From the Publisher
“Hayes breaks down distinctions between public and private realms and, in so doing, could not be more relevant, more provocative, more disrespectful. I admire this book immensely.” —David Shields
The Seattle Times
There’s not a phrase astray in the 10 expertly crafted stories that make up San Francisco writer Daniel Hayes’ debut collection. And there’s nothing remotely predictable about them. Even calling them "stories" is something of a misnomer. "Inventions," "case histories" or "balancing acts" would be more accurate.

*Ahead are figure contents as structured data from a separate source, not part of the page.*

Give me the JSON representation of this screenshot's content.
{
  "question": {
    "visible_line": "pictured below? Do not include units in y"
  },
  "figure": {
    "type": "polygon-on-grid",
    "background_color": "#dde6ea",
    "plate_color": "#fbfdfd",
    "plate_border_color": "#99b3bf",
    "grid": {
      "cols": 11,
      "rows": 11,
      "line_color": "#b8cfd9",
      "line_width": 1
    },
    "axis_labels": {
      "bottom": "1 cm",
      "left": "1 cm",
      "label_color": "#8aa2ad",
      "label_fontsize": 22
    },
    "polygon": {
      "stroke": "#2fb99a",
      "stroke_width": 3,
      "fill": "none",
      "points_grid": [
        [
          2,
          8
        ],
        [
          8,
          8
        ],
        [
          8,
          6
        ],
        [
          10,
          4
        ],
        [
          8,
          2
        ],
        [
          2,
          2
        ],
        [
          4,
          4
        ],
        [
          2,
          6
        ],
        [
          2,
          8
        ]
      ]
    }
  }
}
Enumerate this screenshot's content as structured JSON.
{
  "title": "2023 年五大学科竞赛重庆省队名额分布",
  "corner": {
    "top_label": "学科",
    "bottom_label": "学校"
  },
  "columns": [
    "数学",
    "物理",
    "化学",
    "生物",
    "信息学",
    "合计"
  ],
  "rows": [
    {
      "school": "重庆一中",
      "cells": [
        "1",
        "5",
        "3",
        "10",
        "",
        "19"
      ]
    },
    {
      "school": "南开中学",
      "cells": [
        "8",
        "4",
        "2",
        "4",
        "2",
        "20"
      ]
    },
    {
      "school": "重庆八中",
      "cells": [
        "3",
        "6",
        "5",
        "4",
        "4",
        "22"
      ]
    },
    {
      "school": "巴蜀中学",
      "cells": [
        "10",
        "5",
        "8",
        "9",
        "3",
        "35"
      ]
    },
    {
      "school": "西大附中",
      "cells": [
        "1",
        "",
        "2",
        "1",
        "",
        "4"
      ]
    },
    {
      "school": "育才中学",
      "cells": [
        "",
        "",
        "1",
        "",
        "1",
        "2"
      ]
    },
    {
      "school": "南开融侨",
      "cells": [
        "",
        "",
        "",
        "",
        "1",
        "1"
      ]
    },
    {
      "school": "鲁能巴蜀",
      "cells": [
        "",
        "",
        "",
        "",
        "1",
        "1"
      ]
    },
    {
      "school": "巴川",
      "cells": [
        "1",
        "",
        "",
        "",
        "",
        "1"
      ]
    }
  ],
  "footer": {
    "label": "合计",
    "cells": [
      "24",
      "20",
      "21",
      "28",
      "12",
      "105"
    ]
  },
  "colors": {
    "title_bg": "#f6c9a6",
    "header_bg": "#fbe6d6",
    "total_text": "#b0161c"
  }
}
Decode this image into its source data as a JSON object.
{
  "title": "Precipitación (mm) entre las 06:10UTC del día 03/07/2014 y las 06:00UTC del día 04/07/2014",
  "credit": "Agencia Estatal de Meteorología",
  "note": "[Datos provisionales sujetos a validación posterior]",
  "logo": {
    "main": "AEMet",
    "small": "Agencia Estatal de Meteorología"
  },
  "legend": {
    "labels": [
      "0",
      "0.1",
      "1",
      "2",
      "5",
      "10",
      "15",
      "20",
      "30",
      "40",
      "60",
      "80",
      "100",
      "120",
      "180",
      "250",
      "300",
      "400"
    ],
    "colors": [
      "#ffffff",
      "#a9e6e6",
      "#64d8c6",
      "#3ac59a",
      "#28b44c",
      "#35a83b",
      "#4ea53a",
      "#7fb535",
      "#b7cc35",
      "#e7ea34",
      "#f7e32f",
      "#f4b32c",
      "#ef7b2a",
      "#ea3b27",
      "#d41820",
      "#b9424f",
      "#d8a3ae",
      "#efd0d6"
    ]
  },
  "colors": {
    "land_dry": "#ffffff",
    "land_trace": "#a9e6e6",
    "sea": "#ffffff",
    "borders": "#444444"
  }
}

Playfully patterned, with a tasty tension going on between their technical finesse and their sometimes taboo sexual subject matter, the narratives in Kissing You repeatedly zero in on wary intimacies between men and women—or, occasionally, men on men. And the more Hayes’ characters tie themselves in meticulous knots, the more fine-tuned the giddy logic of his prose becomes....Rigorous, innovative, seductive, the work in Kissing You isn’t just promising. It’s fully accomplished.
Kirkus Reviews
A first collection of ten stories that explore modern romance and physical intimacy in a variety of styles and approaches, most often discovering a love that feels ancient. The title piece is a love story that starts at a Safeway. It's modern both in the way the lovers exchange their flirtations (AOL instant messaging) and in sexual preference (two men), but nevertheless it aims at purity and nostalgia by making its target the lovers' first kiss. Sometimes the stories here are straightforward, other times distant and nearly without character, as in "What I Wanted Most of All," a meditation that tries to demonstrate that one's sexual indoctrination and career form a distinct narrative that touches everything else in one's life as well. The dreamy pieces are the ones that please the most here, as though the very depersonalization of the tales makes their truths more intimate. There are echoes of Steve Dixon's tone in works like "Twenty-Six Hours, Twenty-Five Minutes," another dreamy monologue from bachelors trying to build a vocabulary for the dos and don'ts that make the ground rules of modern dating, and "Sweet Nothings," in which an accidental compliment paid to a stranger in a restaurant is a springboard for a distant, almost characterless treatment of lonely affection. Other stories follow a woman whose romantic life seems to run parallel to events in pop culture (JonBenet, Princess Di), and a man who conducts a flirtatious relationship with a woman not his wife. Themes never stray far, as when a man in "Anything But a Gentleman" finds himself lingering over the picture of a woman in a magazine: "He wanted the end of all of that emotion that was the impetus of the sexual desire, thereason for the thrill of looking at the picture in the first place." It's the approach here that varies rather than the theme. Still, a wide sampling from a promising talent.